Alaplı’dan bir hanımefendi telefon etti, “Kadınlara ve kızlara yönelik ne gibi faydalı, kültürel faaliyetler yapabiliriz?” diye sordu. Cevaplarımı arzediyorum:

(1) Bu gibi faaliyetlere kesinlikle siyaset, ideoloji ve din karıştırılmamalıdır.

(2) Bence faydası olmayan konferanslar, konuşmalar, açık oturumlar tertiplemektense, birkaç kişiye hüner, beceri, mârifet öğretecek kurslar tertiplemekte yarar vardır.

(3) Eskiden o bölgede her köy evinde el dokuması kumaşlar üreten tezgahlar vardı. Bunlar zamanla yok oldu. Şimdi bazı yerlerde bu iş yeniden canlandırılıyor. Mesela Kastamonu valiliği bu işi teşvik ediyor, kurslar açıyor. Böyle kumaşlar İstanbul’daki bazı lüks mağazalarda değerlendirilebilir. Turistlere, zengin kesime satılabilir. Bunun için de el ile eğrilmiş, tabiî boyalarla boyanmış yün, keten, ipek, pamuklu kumaşlar üretilmesi gerekir. Mutlaka uzmanları bulunmalı, onlardan rapor alınmalı, onların direktifinde iş yapılmalıdır. Bayburt taraflarındaki ince yünlü ihramlar yeniden dokunmaya başlandı. Bilhassa yabancılar çok ilgileniyor.

(4) Geçenlerde lüks eşya satan bir mağazaya gitmiştim. Orada, İtalya’dan ithal edilmiş topraktan mâmul çok güzel saksılar gördüm. Düşünebiliyor musunuz, toprak saksıyı bile İtalya’dan getirtecek kadar geri kalmışız. Ülkemizde topraktan yapılıp fırınlarda pişirilmiş saksı, testi ve sair eşya hâlâ üretiliyor ama bunların sanat boyutu yok veya çok az. Alaplı’ya bir yerden bir usta getirtilir, ithal edilen eşyaya, müzelerdeki tarihî parçalara bakılarak yüksek tabakanın itibar edeceği, hattâ ileride dışarıya satılabilecek zarif, sanatlı, beğenilen eşya üretilebilir. Bu da, ancak uzmanları ile işbirliği yapılarak gerçekleşecek bir şeydir.

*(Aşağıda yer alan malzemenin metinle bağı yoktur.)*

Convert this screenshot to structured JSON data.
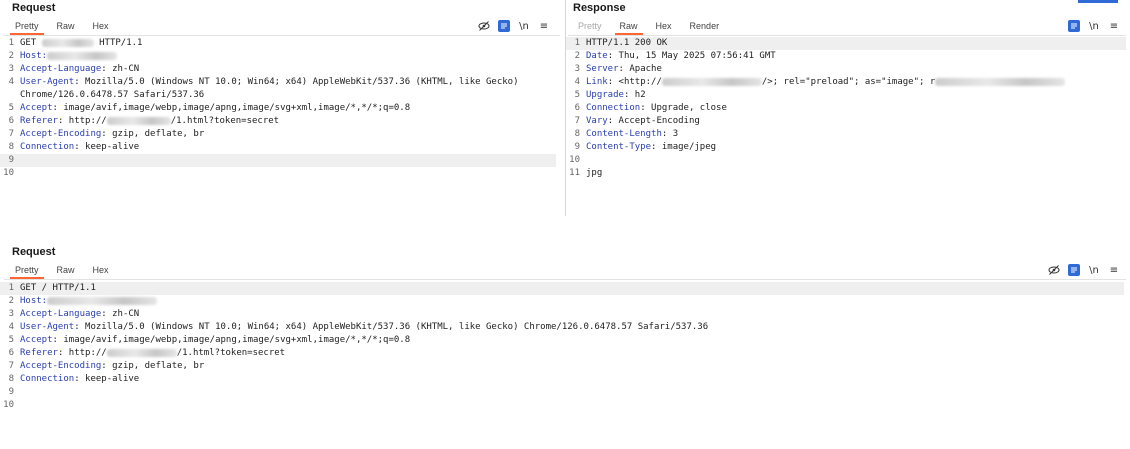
{
  "top_left": {
    "title": "Request",
    "tabs": [
      "Pretty",
      "Raw",
      "Hex"
    ],
    "active_tab": 0,
    "lines": [
      {
        "n": "1",
        "parts": [
          {
            "t": "GET ",
            "k": false
          },
          {
            "blur": 52
          },
          {
            "t": " HTTP/1.1",
            "k": false
          }
        ]
      },
      {
        "n": "2",
        "parts": [
          {
            "t": "Host:",
            "k": true
          },
          {
            "blur": 70
          }
        ]
      },
      {
        "n": "3",
        "parts": [
          {
            "t": "Accept-Language",
            "k": true
          },
          {
            "t": ": zh-CN",
            "k": false
          }
        ]
      },
      {
        "n": "4",
        "parts": [
          {
            "t": "User-Agent",
            "k": true
          },
          {
            "t": ": Mozilla/5.0 (Windows NT 10.0; Win64; x64) AppleWebKit/537.36 (KHTML, like Gecko)",
            "k": false
          }
        ]
      },
      {
        "n": "",
        "parts": [
          {
            "t": "Chrome/126.0.6478.57 Safari/537.36",
            "k": false
          }
        ]
      },
      {
        "n": "5",
        "parts": [
          {
            "t": "Accept",
            "k": true
          },
          {
            "t": ": image/avif,image/webp,image/apng,image/svg+xml,image/*,*/*;q=0.8",
            "k": false
          }
        ]
      },
      {
        "n": "6",
        "parts": [
          {
            "t": "Referer",
            "k": true
          },
          {
            "t": ": http://",
            "k": false
          },
          {
            "blur": 64
          },
          {
            "t": "/1.html?token=secret",
            "k": false
          }
        ]
      },
      {
        "n": "7",
        "parts": [
          {
            "t": "Accept-Encoding",
            "k": true
          },
          {
            "t": ": gzip, deflate, br",
            "k": false
          }
        ]
      },
      {
        "n": "8",
        "parts": [
          {
            "t": "Connection",
            "k": true
          },
          {
            "t": ": keep-alive",
            "k": false
          }
        ]
      },
      {
        "n": "9",
        "parts": [],
        "hl": true
      },
      {
        "n": "10",
        "parts": []
      }
    ]
  },
  "top_right": {
    "title": "Response",
    "tabs": [
      "Pretty",
      "Raw",
      "Hex",
      "Render"
    ],
    "active_tab": 1,
    "lines": [
      {
        "n": "1",
        "parts": [
          {
            "t": "HTTP/1.1 200 OK",
            "k": false
          }
        ],
        "hl": true
      },
      {
        "n": "2",
        "parts": [
          {
            "t": "Date",
            "k": true
          },
          {
            "t": ": Thu, 15 May 2025 07:56:41 GMT",
            "k": false
          }
        ]
      },
      {
        "n": "3",
        "parts": [
          {
            "t": "Server",
            "k": true
          },
          {
            "t": ": Apache",
            "k": false
          }
        ]
      },
      {
        "n": "4",
        "parts": [
          {
            "t": "Link",
            "k": true
          },
          {
            "t": ": <http://",
            "k": false
          },
          {
            "blur": 100
          },
          {
            "t": "/>; rel=\"preload\"; as=\"image\"; r",
            "k": false
          },
          {
            "blur": 130
          }
        ]
      },
      {
        "n": "5",
        "parts": [
          {
            "t": "Upgrade",
            "k": true
          },
          {
            "t": ": h2",
            "k": false
          }
        ]
      },
      {
        "n": "6",
        "parts": [
          {
            "t": "Connection",
            "k": true
          },
          {
            "t": ": Upgrade, close",
            "k": false
          }
        ]
      },
      {
        "n": "7",
        "parts": [
          {
            "t": "Vary",
            "k": true
          },
          {
            "t": ": Accept-Encoding",
            "k": false
          }
        ]
      },
      {
        "n": "8",
        "parts": [
          {
            "t": "Content-Length",
            "k": true
          },
          {
            "t": ": 3",
            "k": false
          }
        ]
      },
      {
        "n": "9",
        "parts": [
          {
            "t": "Content-Type",
            "k": true
          },
          {
            "t": ": image/jpeg",
            "k": false
          }
        ]
      },
      {
        "n": "10",
        "parts": []
      },
      {
        "n": "11",
        "parts": [
          {
            "t": "jpg",
            "k": false
          }
        ]
      }
    ]
  },
  "bottom": {
    "title": "Request",
    "tabs": [
      "Pretty",
      "Raw",
      "Hex"
    ],
    "active_tab": 0,
    "lines": [
      {
        "n": "1",
        "parts": [
          {
            "t": "GET / HTTP/1.1",
            "k": false
          }
        ],
        "hl": true
      },
      {
        "n": "2",
        "parts": [
          {
            "t": "Host:",
            "k": true
          },
          {
            "blur": 110
          }
        ]
      },
      {
        "n": "3",
        "parts": [
          {
            "t": "Accept-Language",
            "k": true
          },
          {
            "t": ": zh-CN",
            "k": false
          }
        ]
      },
      {
        "n": "4",
        "parts": [
          {
            "t": "User-Agent",
            "k": true
          },
          {
            "t": ": Mozilla/5.0 (Windows NT 10.0; Win64; x64) AppleWebKit/537.36 (KHTML, like Gecko) Chrome/126.0.6478.57 Safari/537.36",
            "k": false
          }
        ]
      },
      {
        "n": "5",
        "parts": [
          {
            "t": "Accept",
            "k": true
          },
          {
            "t": ": image/avif,image/webp,image/apng,image/svg+xml,image/*,*/*;q=0.8",
            "k": false
          }
        ]
      },
      {
        "n": "6",
        "parts": [
          {
            "t": "Referer",
            "k": true
          },
          {
            "t": ": http://",
            "k": false
          },
          {
            "blur": 70
          },
          {
            "t": "/1.html?token=secret",
            "k": false
          }
        ]
      },
      {
        "n": "7",
        "parts": [
          {
            "t": "Accept-Encoding",
            "k": true
          },
          {
            "t": ": gzip, deflate, br",
            "k": false
          }
        ]
      },
      {
        "n": "8",
        "parts": [
          {
            "t": "Connection",
            "k": true
          },
          {
            "t": ": keep-alive",
            "k": false
          }
        ]
      },
      {
        "n": "9",
        "parts": []
      },
      {
        "n": "10",
        "parts": []
      }
    ]
  },
  "icons": {
    "hide": "eye-slash-icon",
    "wrap": "wrap-lines-icon",
    "newline": "\\n",
    "menu": "≡"
  },
  "colors": {
    "accent": "#ff6633",
    "header_key": "#2a3fb0",
    "button_blue": "#2f6ad6"
  }
}
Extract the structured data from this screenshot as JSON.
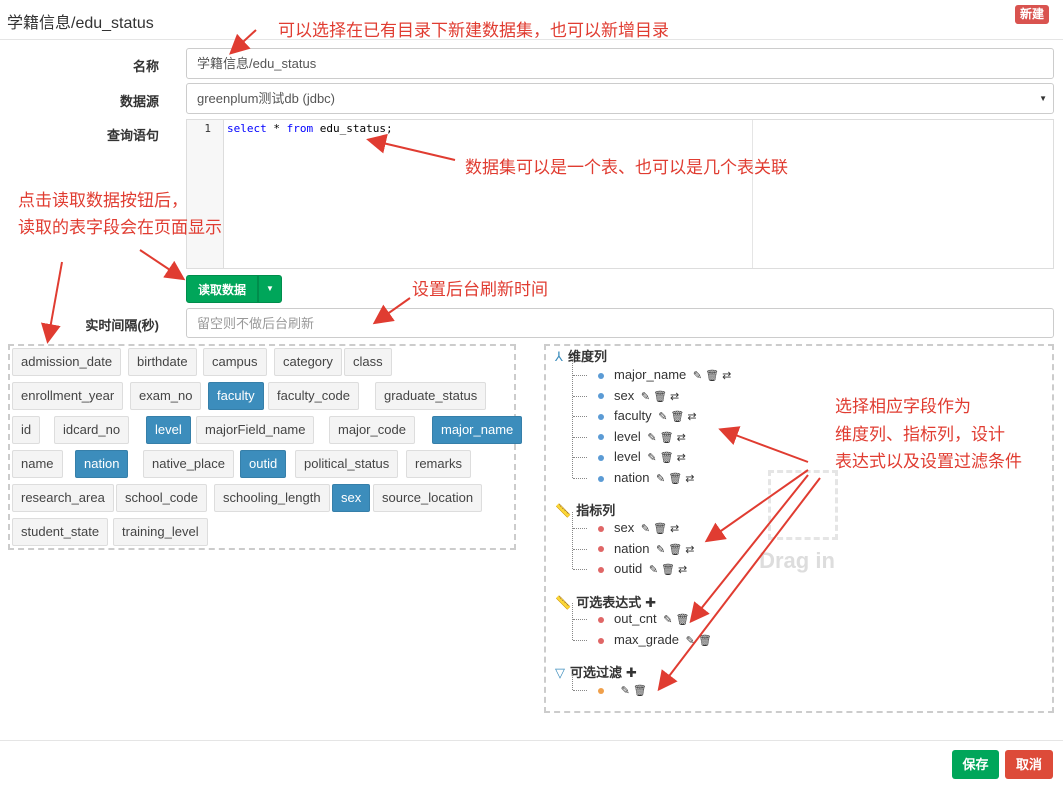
{
  "header": {
    "title": "学籍信息/edu_status",
    "new_label": "新建"
  },
  "form": {
    "name_label": "名称",
    "name_value": "学籍信息/edu_status",
    "source_label": "数据源",
    "source_value": "greenplum测试db (jdbc)",
    "query_label": "查询语句",
    "query_line": "1",
    "query_select": "select",
    "query_star": " * ",
    "query_from": "from",
    "query_table": " edu_status;",
    "read_button": "读取数据",
    "interval_label": "实时间隔(秒)",
    "interval_placeholder": "留空则不做后台刷新"
  },
  "fields": [
    {
      "label": "admission_date",
      "selected": false
    },
    {
      "label": "birthdate",
      "selected": false
    },
    {
      "label": "campus",
      "selected": false
    },
    {
      "label": "category",
      "selected": false
    },
    {
      "label": "class",
      "selected": false
    },
    {
      "label": "enrollment_year",
      "selected": false
    },
    {
      "label": "exam_no",
      "selected": false
    },
    {
      "label": "faculty",
      "selected": true
    },
    {
      "label": "faculty_code",
      "selected": false
    },
    {
      "label": "graduate_status",
      "selected": false
    },
    {
      "label": "id",
      "selected": false
    },
    {
      "label": "idcard_no",
      "selected": false
    },
    {
      "label": "level",
      "selected": true
    },
    {
      "label": "majorField_name",
      "selected": false
    },
    {
      "label": "major_code",
      "selected": false
    },
    {
      "label": "major_name",
      "selected": true
    },
    {
      "label": "name",
      "selected": false
    },
    {
      "label": "nation",
      "selected": true
    },
    {
      "label": "native_place",
      "selected": false
    },
    {
      "label": "outid",
      "selected": true
    },
    {
      "label": "political_status",
      "selected": false
    },
    {
      "label": "remarks",
      "selected": false
    },
    {
      "label": "research_area",
      "selected": false
    },
    {
      "label": "school_code",
      "selected": false
    },
    {
      "label": "schooling_length",
      "selected": false
    },
    {
      "label": "sex",
      "selected": true
    },
    {
      "label": "source_location",
      "selected": false
    },
    {
      "label": "student_state",
      "selected": false
    },
    {
      "label": "training_level",
      "selected": false
    }
  ],
  "panel": {
    "dimensions_title": "维度列",
    "dimensions": [
      "major_name",
      "sex",
      "faculty",
      "level",
      "level",
      "nation"
    ],
    "metrics_title": "指标列",
    "metrics": [
      "sex",
      "nation",
      "outid"
    ],
    "expressions_title": "可选表达式",
    "expressions": [
      "out_cnt",
      "max_grade"
    ],
    "filters_title": "可选过滤",
    "filters": [
      ""
    ],
    "drag_hint": "Drag in"
  },
  "annotations": {
    "a1": "可以选择在已有目录下新建数据集，也可以新增目录",
    "a2": "数据集可以是一个表、也可以是几个表关联",
    "a3_line1": "点击读取数据按钮后，",
    "a3_line2": "读取的表字段会在页面显示",
    "a4": "设置后台刷新时间",
    "a5_line1": "选择相应字段作为",
    "a5_line2": "维度列、指标列，设计",
    "a5_line3": "表达式以及设置过滤条件"
  },
  "footer": {
    "save": "保存",
    "cancel": "取消"
  },
  "colors": {
    "primary": "#3c8dbc",
    "success": "#00a65a",
    "danger": "#dd4b39",
    "annotation": "#e03c31"
  }
}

(5) İstanbul pazarlarında Çin’den getirilmiş işlemeli yastıklar görüyorum. Bizim de zengin bir işleme kültürümüz ve mirasımız vardır. Bu konuda bir kurs açılabilir, nefis örtüler, yastıklar, işlemeler öğretilir. Bunların bir kısmı ile evler süslenir, bir kısmı satılır, aile bütçesine katkıda bulunulur. Çinli yastık yapıp Türkiye’ye kadar yollayabiliyor da, biz niçin aynı şeyleri yapamıyoruz?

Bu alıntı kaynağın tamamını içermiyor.